After analyzing the data, we found out that the answers are consistently being text- extracted from the original document BUT not as a continuous, homogeneous part of the text, rather. A combination of partial text from various paragraphs phrases of the document. That means that we couldn’t create a system that would find the starting and ending point of each answer. Moreover, the very same phrase could well be an answer to another one or many more answers. For example, the phrase “The plaintiff is married so half of his belongings will pass into the ownership of his wife…” is an answer to both the question about family status and the corresponding clearance.

This is why we have decided to approach this task as a multi-label text classification problem. Our model should predict for each phrase, the probability that it could be a part of an answer to any of the questions. All phrases that are predicted as answers to a specific question are concatenated and form the final answer passage for this question. There was also the probability that a question didn’t have an answer in a document, so our model would predict ‘no answer’.

In more detail, our initial model was a standard- sequence model consisting of word embeddings, bi-directional GRU RNN, a self-attention mechanism, and a fully connected layer with 5 outputs, one for each question.

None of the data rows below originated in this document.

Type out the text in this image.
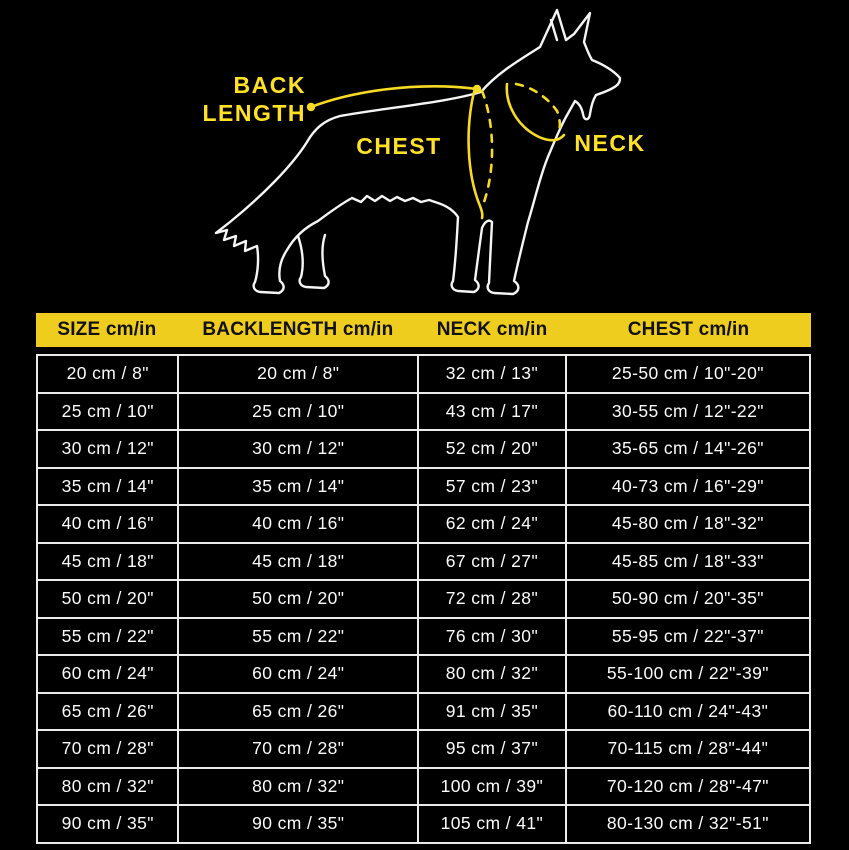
BACK
LENGTH
CHEST	NECK
SIZE cm/in	BACKLENGTH cm/in	NECK cm/in	CHEST cm/in
20 cm / 8"	20 cm / 8"	32 cm / 13"	25-50 cm / 10"-20"
25 cm / 10"	25 cm / 10"	43 cm / 17"	30-55 cm / 12"-22"
30 cm / 12"	30 cm / 12"	52 cm / 20"	35-65 cm / 14"-26"
35 cm / 14"	35 cm / 14"	57 cm / 23"	40-73 cm / 16"-29"
40 cm / 16"	40 cm / 16"	62 cm / 24"	45-80 cm / 18"-32"
45 cm / 18"	45 cm / 18"	67 cm / 27"	45-85 cm / 18"-33"
50 cm / 20"	50 cm / 20"	72 cm / 28"	50-90 cm / 20"-35"
55 cm / 22"	55 cm / 22"	76 cm / 30"	55-95 cm / 22"-37"
60 cm / 24"	60 cm / 24"	80 cm / 32"	55-100 cm / 22"-39"
65 cm / 26"	65 cm / 26"	91 cm / 35"	60-110 cm / 24"-43"
70 cm / 28"	70 cm / 28"	95 cm / 37"	70-115 cm / 28"-44"
80 cm / 32"	80 cm / 32"	100 cm / 39"	70-120 cm / 28"-47"
90 cm / 35"	90 cm / 35"	105 cm / 41"	80-130 cm / 32"-51"
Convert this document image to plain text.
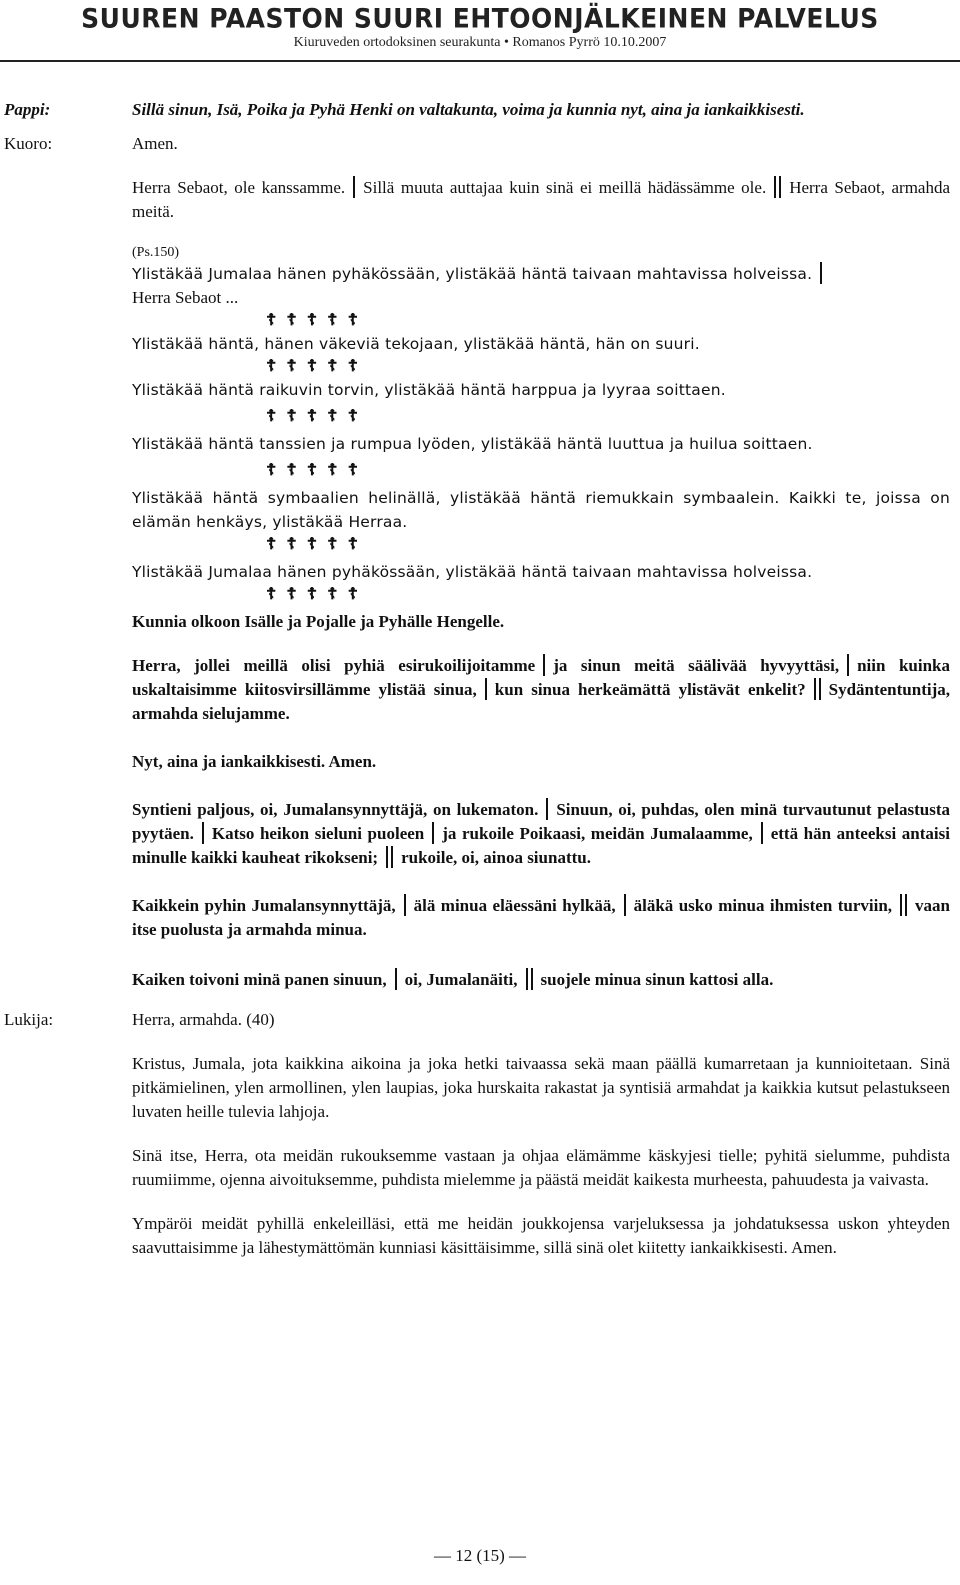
SUUREN PAASTON SUURI EHTOONJÄLKEINEN PALVELUS
Kiuruveden ortodoksinen seurakunta • Romanos Pyrrö 10.10.2007
Pappi:	Sillä sinun, Isä, Poika ja Pyhä Henki on valtakunta, voima ja kunnia nyt, aina ja iankaikkisesti.
Kuoro:	Amen.
Herra Sebaot, ole kanssamme. Sillä muuta auttajaa kuin sinä ei meillä hädässämme ole. Herra Sebaot, armahda meitä.
(Ps.150)
Ylistäkää Jumalaa hänen pyhäkössään, ylistäkää häntä taivaan mahtavissa holveissa.
Herra Sebaot ...
☦☦☦☦☦
Ylistäkää häntä, hänen väkeviä tekojaan, ylistäkää häntä, hän on suuri.
☦☦☦☦☦
Ylistäkää häntä raikuvin torvin, ylistäkää häntä harppua ja lyyraa soittaen.
☦☦☦☦☦
Ylistäkää häntä tanssien ja rumpua lyöden, ylistäkää häntä luuttua ja huilua soittaen.
☦☦☦☦☦
Ylistäkää häntä symbaalien helinällä, ylistäkää häntä riemukkain symbaalein. Kaikki te, joissa on elämän henkäys, ylistäkää Herraa.
☦☦☦☦☦
Ylistäkää Jumalaa hänen pyhäkössään, ylistäkää häntä taivaan mahtavissa holveissa.
☦☦☦☦☦
Kunnia olkoon Isälle ja Pojalle ja Pyhälle Hengelle.
Herra, jollei meillä olisi pyhiä esirukoilijoitamme ja sinun meitä säälivää hyvyyttäsi, niin kuinka uskaltaisimme kiitosvirsillämme ylistää sinua, kun sinua herkeämättä ylistävät enkelit? Sydäntentuntija, armahda sielujamme.
Nyt, aina ja iankaikkisesti. Amen.
Syntieni paljous, oi, Jumalansynnyttäjä, on lukematon. Sinuun, oi, puhdas, olen minä turvautunut pelastusta pyytäen. Katso heikon sieluni puoleen ja rukoile Poikaasi, meidän Jumalaamme, että hän anteeksi antaisi minulle kaikki kauheat rikokseni; rukoile, oi, ainoa siunattu.
Kaikkein pyhin Jumalansynnyttäjä, älä minua eläessäni hylkää, äläkä usko minua ihmisten turviin, vaan itse puolusta ja armahda minua.
Kaiken toivoni minä panen sinuun, oi, Jumalanäiti, suojele minua sinun kattosi alla.
Lukija:	Herra, armahda. (40)
Kristus, Jumala, jota kaikkina aikoina ja joka hetki taivaassa sekä maan päällä kumarretaan ja kunnioitetaan. Sinä pitkämielinen, ylen armollinen, ylen laupias, joka hurskaita rakastat ja syntisiä armahdat ja kaikkia kutsut pelastukseen luvaten heille tulevia lahjoja.
Sinä itse, Herra, ota meidän rukouksemme vastaan ja ohjaa elämämme käskyjesi tielle; pyhitä sielumme, puhdista ruumiimme, ojenna aivoituksemme, puhdista mielemme ja päästä meidät kaikesta murheesta, pahuudesta ja vaivasta.
Ympäröi meidät pyhillä enkeleilläsi, että me heidän joukkojensa varjeluksessa ja johdatuksessa uskon yhteyden saavuttaisimme ja lähestymättömän kunniasi käsittäisimme, sillä sinä olet kiitetty iankaikkisesti. Amen.
— 12 (15) —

Having this as our baseline model we started experimenting with various possible improvements. You can find below what worked well and what didn’t work that great for us:

  1. We created domain-specific word embeddings based on the 30.000 similar unlabeled documents that were given to us. These word embeddings were much better than generic Greek embedding.
  2. We tried 3 alternatives for word embeddings: don ‘to use pre-trained word embeddings, use pretrained but fine-tune them during training, use pretrained, do not fine-tune them, but freeze their weights. The third alternative produced the best results, then the second and lastly the first. As professor Manning says in his online NLP course, do not fine-tune the word embeddings if you don’t have enough training data.
  3. Multi-head attention helped; we used a number of heads equal to the number of output classes * 4.
  4. Adding another fully connected layer was also a good idea. Of course, increasing the parameters required regularization, so we used both dropouts with 0.5 probability and weight decay in all possible places.
  5. We couldn’t find a way to use the actual evaluation metric as a loss function. The evaluation metric was ROUGE-4 which counts the overlap of 4-grams between the actual answer and our prediction, but we used PyTorch BCEWithLogitsLoss which combines a sigmoid activation and Binary Cross-Entropy loss.
  6. We couldn’t resist the temptation to add special features based on specific words that we know that characterize a phrase, as an answer to the question we were given. For example, the word “child” and “kid” most probably would exist in a phrase about family status. We tried to have diversity in these hand-crafted features, as we knew that they were going to add more, unknown questions in the final evaluation phase, so we wanted our model to be effective even in new questions.
  7. We tried to also incorporate a Greek BERT model created by AUEB’s Natural Language Processing Group but it increased the training time without improving significantly the results.

 The final model after these aforementioned improvements is:

Wrapping it up, one has to point out that it’s very important to have a solid baseline model and make many experiments to find out what works best. Furthermore, try to find a metric, a single number, that evaluates your model. It’s not always that easy but it’s crucial to be able to compare your models, especially after creating hundreds of models.

So, if there is a takeaway for me, is to stop looking for that perfect, single is that there isn’t a “silver bullet” that can kill the beast and solve any NLP problem, you‘d better prepare yourself to try a great many of them to get the job done!